Problem Set 2: A graphical RPN Calculator
[Due 2/6 at 10am]
In this assignment you will implement a simple graphical calculator for evaluating arithmetic expressions in Reverse Polish Notation (RPN). The program will have a history function for recalling old calculations.
Administrative
Work on this project with a partner. Please send me mail by Friday, January 25 if you would like to work with someone in particular. I will pair up everyone else.
Turn in your solution by email. Please send me all source, project and solution files needed to compile your project. Don't forget to include a file with your written answer to part 1.
Reverse Polish Notation
Normal, or infix, mathematical notation requires parentheses to write certain expressions. For instance, when we write (3 + 9) * 9 parentheses are needed to force the addition to happen before the multiplication. RPN, or postfix notation, is a technique for writing expressions without need for parentheses. Instead, subexpressions are grouped by position. In RPN we build an expression by writing an operator's arguments followed by the operator itself. So 3 + 9 is written 3 9 +, and (3 + 9) * 9 is written as 3 9 + 9 *. Likewise 2 * (7 - 4) is written 2 7 4 - *.

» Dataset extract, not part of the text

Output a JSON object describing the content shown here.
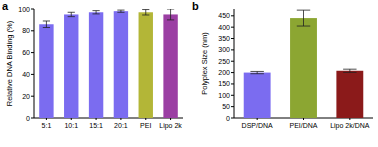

Part 1: The RPN Evaluation Algorithm
Evaluating infix expressions is hard, but there is a simple, stack-based algorithm for evaluating RPN expressions. Write this algorithm in pseudo code, and provide a short argument explaining why it is correct. Turn in you solution as a pdf or plain text file.
You may consult Google or a printed source (e.g. Data Structures and Problem Solving using Java by Weiss) for the algorithm. However, the correctness argument must be your own.
Part 2: Implementing the Evaluator with History
Time to put the theory to use. Write a class that implements
the ICalcSession interface provided
here. This interface contains three
methods.
The Eval method calculates RPN expressions given as strings.
However not all strings are good RPN expressions. You only need to evaluate
valid strings; on all others you may return a string containing "Error".
An string is defined to be valid when it has form
<token> <space> <token>
<space> <token> ... and the sequence of
tokens represents a RPN expression that evaluates to a number.
Each <token> is one of +,
-, *, /, or a number. A number
is any string for which double.TryParse returns true.
A string is semi-valid when it can be made valid by inserting spaces next
to operators.
A string is invalid when it is neither valid nor semi-valid. For
example:
3 4 + 2 7 * - | valid |
-2.3 3.0 * | valid |
1.0 2.3+ | semi-valid |
x | invalid |
1 + | invalid |
11 + | invalid |
The remaining two methods, HistoryBack and
HistoryForward provide a way to browse past inputs to
Eval. Their behavior is documented in ICalcSession.cs.
Provide NUnit tests for your code.
Part 3: Add a Graphical Interface
Design a gui to expose all calculator functionality. From the gui it must be possible to enter any valid string, navigate the history, and evaluate expressions.